The merger of Bass Pro Shops and Cabela’s, for example, underscores the retail industry’s seismic shift. PetSmart will log the largest eCommerce acquisition so far on record with Chewy.com, a move to deepen its penetration in the growing online market for pet food and supplies. Wal-Mart is aggressively growing its eCommerce footprint on the heels of its transformative acquisition of Jet.com, picking up ModCloth, Moosejaw, and Shoebuy in less than six months to expand its assortment in upscale merchandise categories and broaden its reach to more affluent consumers.
Investors are partnering with marquee online brands to participate in the channel’s upside. KUIU, a technical hunting gear and apparel brand selling exclusively through its own website, secured a minority investment from Main Post Partners in April 2017 to accelerate global expansion and continue the company’s mission to reinvent retail in hunting. Through only word-of-mouth marketing, the enthusiast brand has cultivated a loyal following based on the pillars of quality, value, and transparency.

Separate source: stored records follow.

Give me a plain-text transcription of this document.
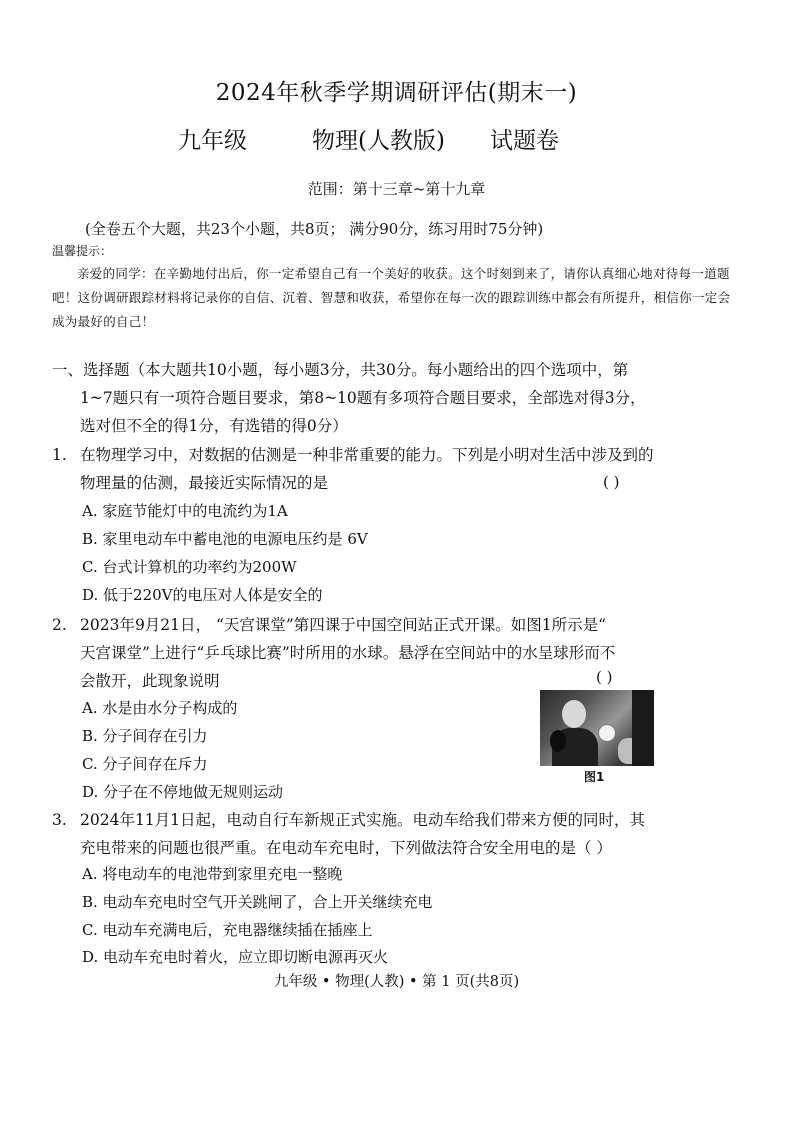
2024年秋季学期调研评估(期末一)
九年级	物理(人教版) 试题卷
范围：第十三章~第十九章
(全卷五个大题，共23个小题，共8页； 满分90分，练习用时75分钟)
温馨提示：
亲爱的同学：在辛勤地付出后，你一定希望自己有一个美好的收获。这个时刻到来了，请你认真细心地对待每一道题吧！这份调研跟踪材料将记录你的自信、沉着、智慧和收获，希望你在每一次的跟踪训练中都会有所提升，相信你一定会成为最好的自己！
一、选择题（本大题共10小题，每小题3分，共30分。每小题给出的四个选项中，第
1~7题只有一项符合题目要求，第8~10题有多项符合题目要求，全部选对得3分，
选对但不全的得1分，有选错的得0分）
1. 在物理学习中，对数据的估测是一种非常重要的能力。下列是小明对生活中涉及到的
物理量的估测，最接近实际情况的是	( )
A. 家庭节能灯中的电流约为1A
B. 家里电动车中蓄电池的电源电压约是 6V
C. 台式计算机的功率约为200W
D. 低于220V的电压对人体是安全的
2. 2023年9月21日， “天宫课堂”第四课于中国空间站正式开课。如图1所示是“
天宫课堂”上进行“乒乓球比赛”时所用的水球。悬浮在空间站中的水呈球形而不
会散开，此现象说明	( )
A. 水是由水分子构成的
B. 分子间存在引力
C. 分子间存在斥力
D. 分子在不停地做无规则运动
图1
3. 2024年11月1日起，电动自行车新规正式实施。电动车给我们带来方便的同时，其
充电带来的问题也很严重。在电动车充电时，下列做法符合安全用电的是（ ）
A. 将电动车的电池带到家里充电一整晚
B. 电动车充电时空气开关跳闸了，合上开关继续充电
C. 电动车充满电后，充电器继续插在插座上
D. 电动车充电时着火，应立即切断电源再灭火
九年级 • 物理(人教) • 第 1 页(共8页)
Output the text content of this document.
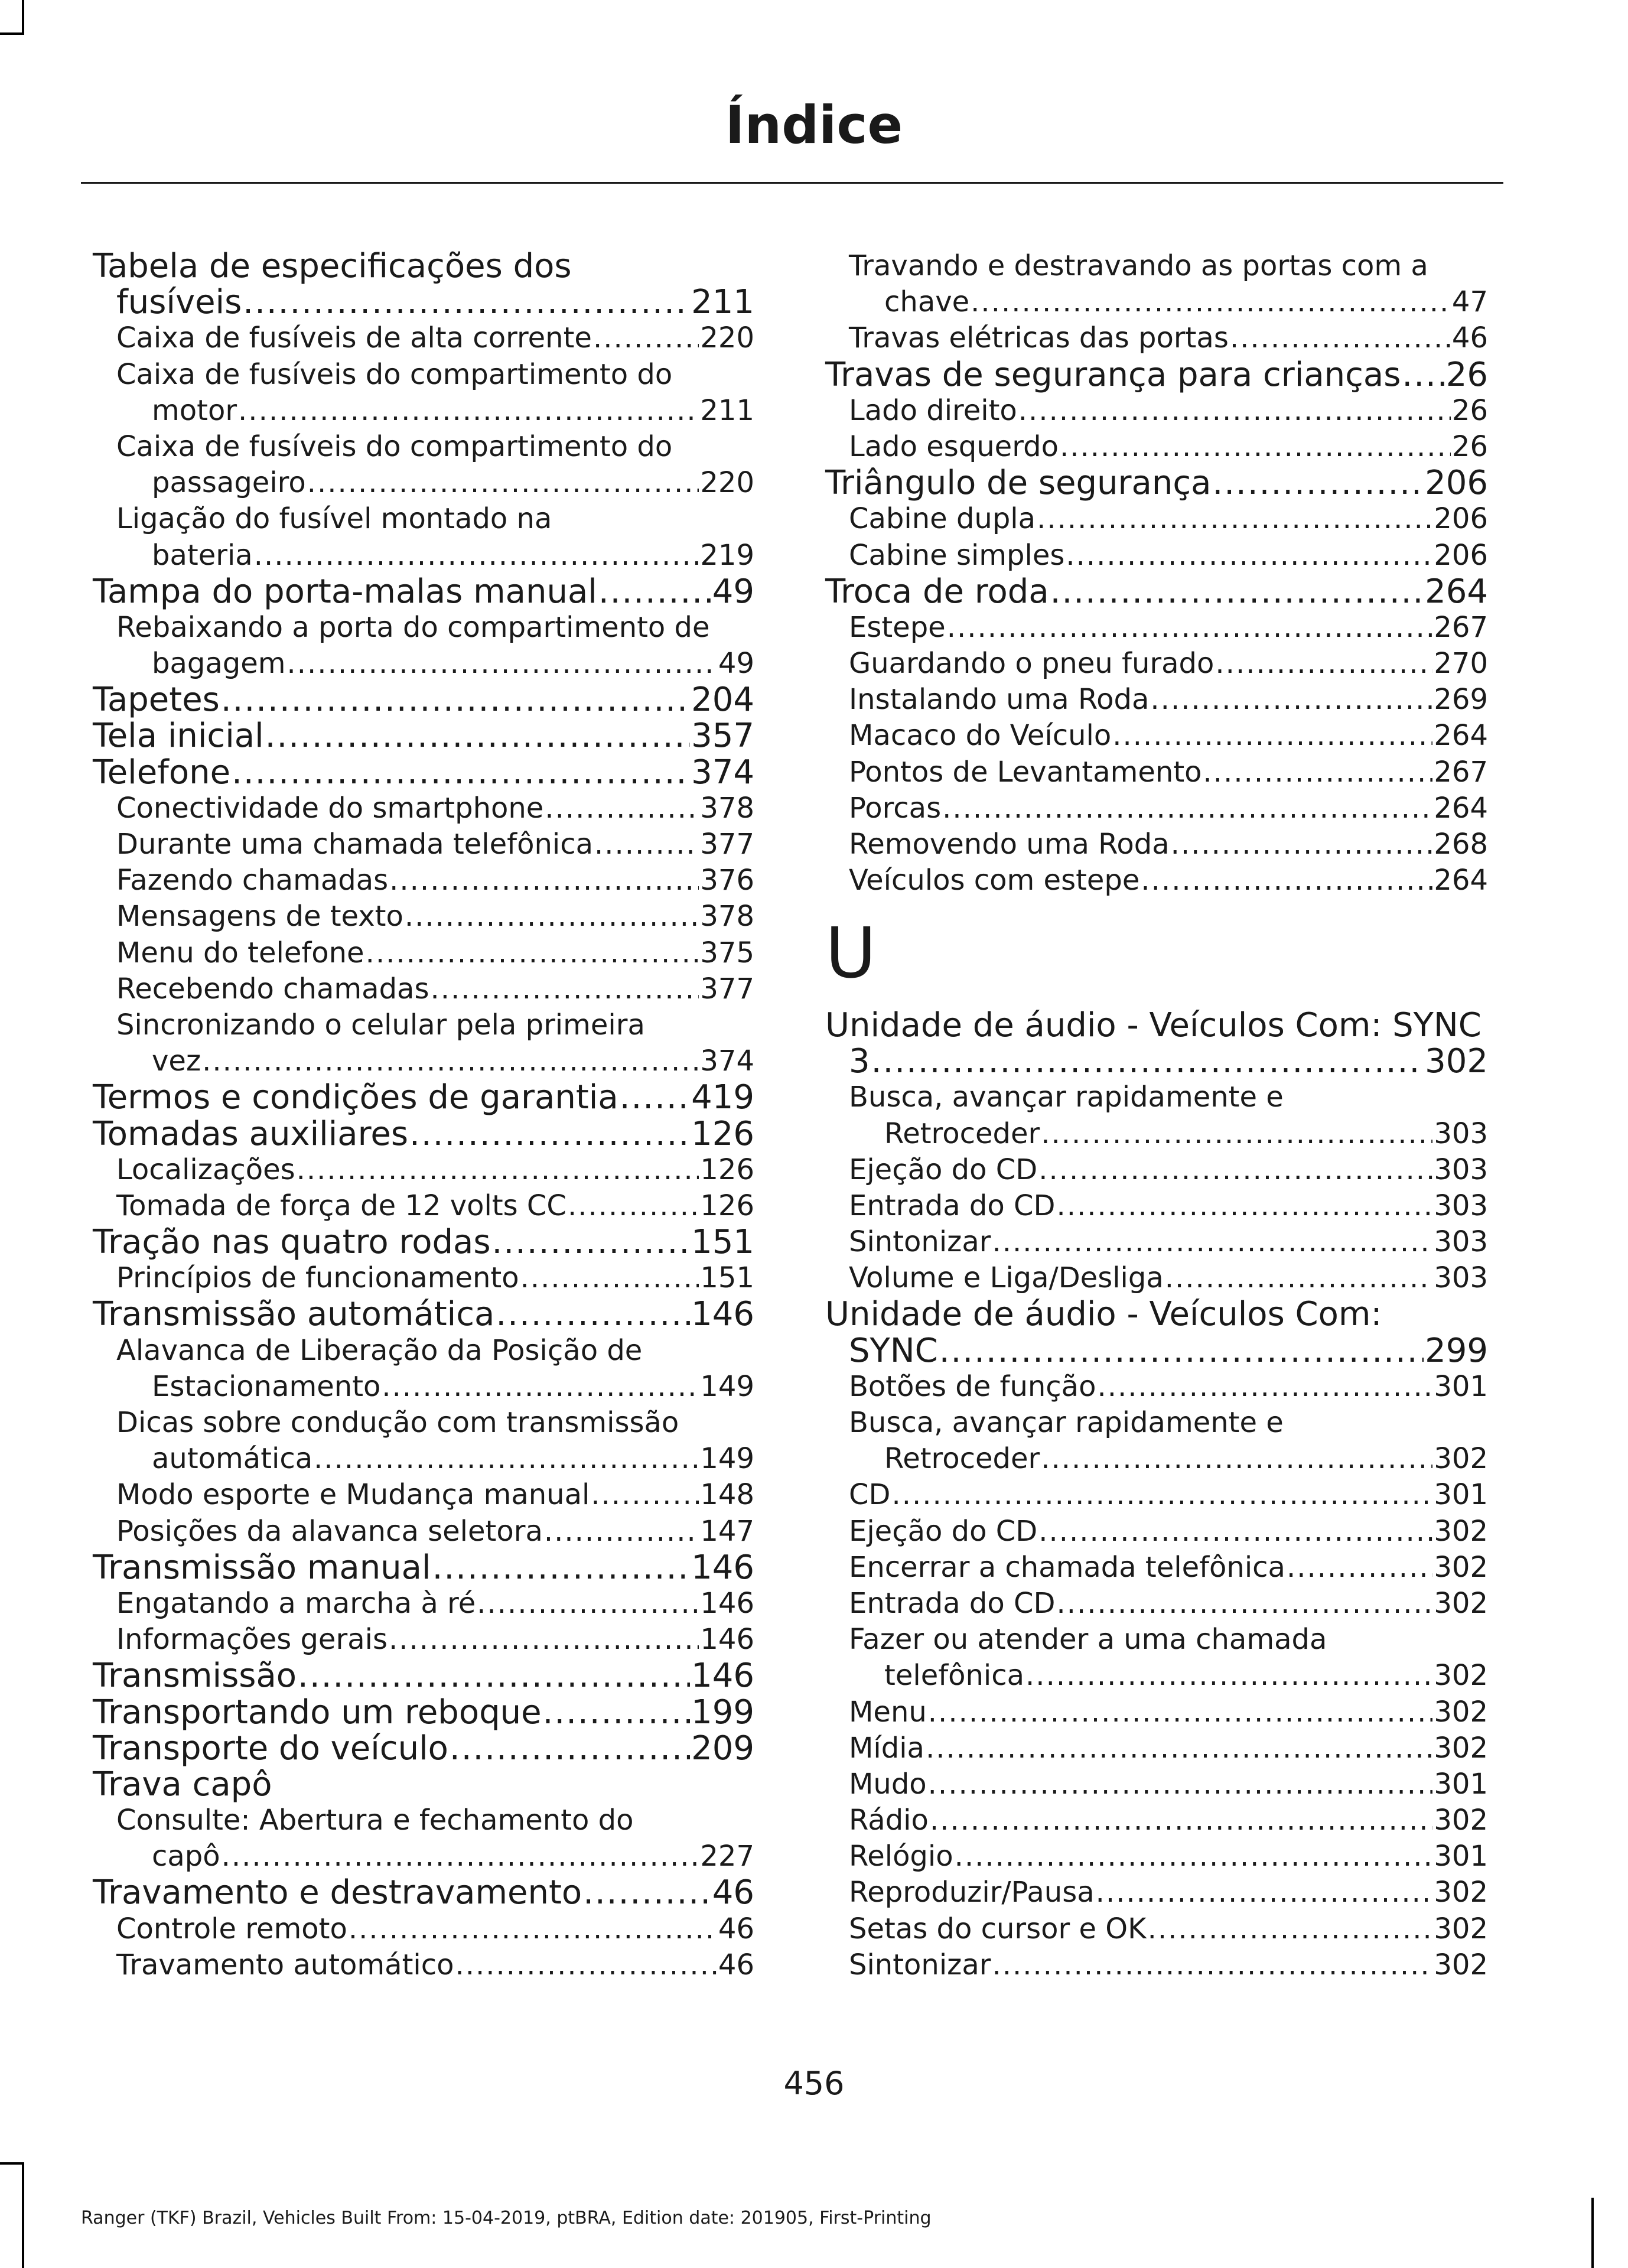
Índice
Tabela de especificações dos
fusíveis .....	211
Caixa de fusíveis de alta corrente .....	220
Caixa de fusíveis do compartimento do
motor .....	211
Caixa de fusíveis do compartimento do
passageiro .....	220
Ligação do fusível montado na
bateria .....	219
Tampa do porta-malas manual .....	49
Rebaixando a porta do compartimento de
bagagem .....	49
Tapetes .....	204
Tela inicial .....	357
Telefone .....	374
Conectividade do smartphone .....	378
Durante uma chamada telefônica .....	377
Fazendo chamadas .....	376
Mensagens de texto .....	378
Menu do telefone .....	375
Recebendo chamadas .....	377
Sincronizando o celular pela primeira
vez .....	374
Termos e condições de garantia ..... 419
Tomadas auxiliares .....	126
Localizações .....	126
Tomada de força de 12 volts CC .....	126
Tração nas quatro rodas .....	151
Princípios de funcionamento .....	151
Transmissão automática .....	146
Alavanca de Liberação da Posição de
Estacionamento .....	149
Dicas sobre condução com transmissão
automática .....	149
Modo esporte e Mudança manual .....	148
Posições da alavanca seletora .....	147
Transmissão manual .....	146
Engatando a marcha à ré .....	146
Informações gerais .....	146
Transmissão .....	146
Transportando um reboque .....	199
Transporte do veículo .....	209
Trava capô
Consulte: Abertura e fechamento do
capô .....	227
Travamento e destravamento .....	46
Controle remoto .....	46
Travamento automático .....	46
Travando e destravando as portas com a
chave .....	47
Travas elétricas das portas .....	46
Travas de segurança para crianças ..... 26
Lado direito .....	26
Lado esquerdo .....	26
Triângulo de segurança .....	206
Cabine dupla .....	206
Cabine simples .....	206
Troca de roda .....	264
Estepe .....	267
Guardando o pneu furado .....	270
Instalando uma Roda .....	269
Macaco do Veículo .....	264
Pontos de Levantamento .....	267
Porcas .....	264
Removendo uma Roda .....	268
Veículos com estepe .....	264
U
Unidade de áudio - Veículos Com: SYNC
3 .....	302
Busca, avançar rapidamente e
Retroceder .....	303
Ejeção do CD .....	303
Entrada do CD .....	303
Sintonizar .....	303
Volume e Liga/Desliga .....	303
Unidade de áudio - Veículos Com:
SYNC .....	299
Botões de função .....	301
Busca, avançar rapidamente e
Retroceder .....	302
CD .....	301
Ejeção do CD .....	302
Encerrar a chamada telefônica .....	302
Entrada do CD .....	302
Fazer ou atender a uma chamada
telefônica .....	302
Menu .....	302
Mídia .....	302
Mudo .....	301
Rádio .....	302
Relógio .....	301
Reproduzir/Pausa .....	302
Setas do cursor e OK .....	302
Sintonizar .....	302
456
Ranger (TKF) Brazil, Vehicles Built From: 15-04-2019, ptBRA, Edition date: 201905, First-Printing
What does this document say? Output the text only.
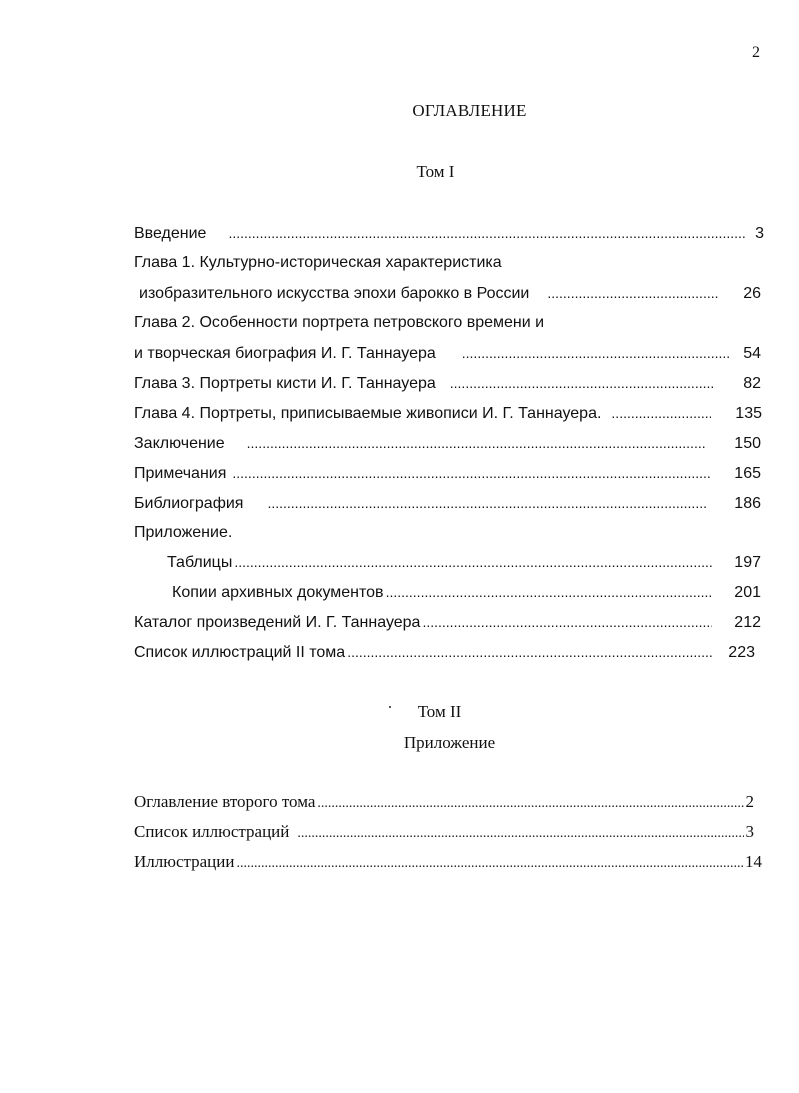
2
ОГЛАВЛЕНИЕ
Том I
Введение .....	3
Глава 1. Культурно-историческая характеристика
изобразительного искусства эпохи барокко в России .....	26
Глава 2. Особенности портрета петровского времени и
и творческая биография И. Г. Таннауера .....	54
Глава 3. Портреты кисти И. Г. Таннауера .....	82
Глава 4. Портреты, приписываемые живописи И. Г. Таннауера. .....	135
Заключение .....	150
Примечания .....	165
Библиография .....	186
Приложение.
Таблицы .....	197
Копии архивных документов .....	201
Каталог произведений И. Г. Таннауера .....	212
Список иллюстраций II тома .....	223
Том II
Приложение
Оглавление второго тома .....	2
Список иллюстраций .....	3
Иллюстрации .....	14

“One of the most powerful tools for a consumer direct brand is the ability to reengage the customer through education, marketing, and involvement in the design and development of new products,” said KUIU founder Jason Hairston, in the release. “Every aspect of our customer engagement has to be a remarkable experience.”
Other notable recent private equity investments include Blue Nile (Bain Capital Private Equity as majority investor) and Glansaol Beauty (Warburg Pincus), formed through the acquisitions of Julep, Clark’s Botanicals, and Laura Geller.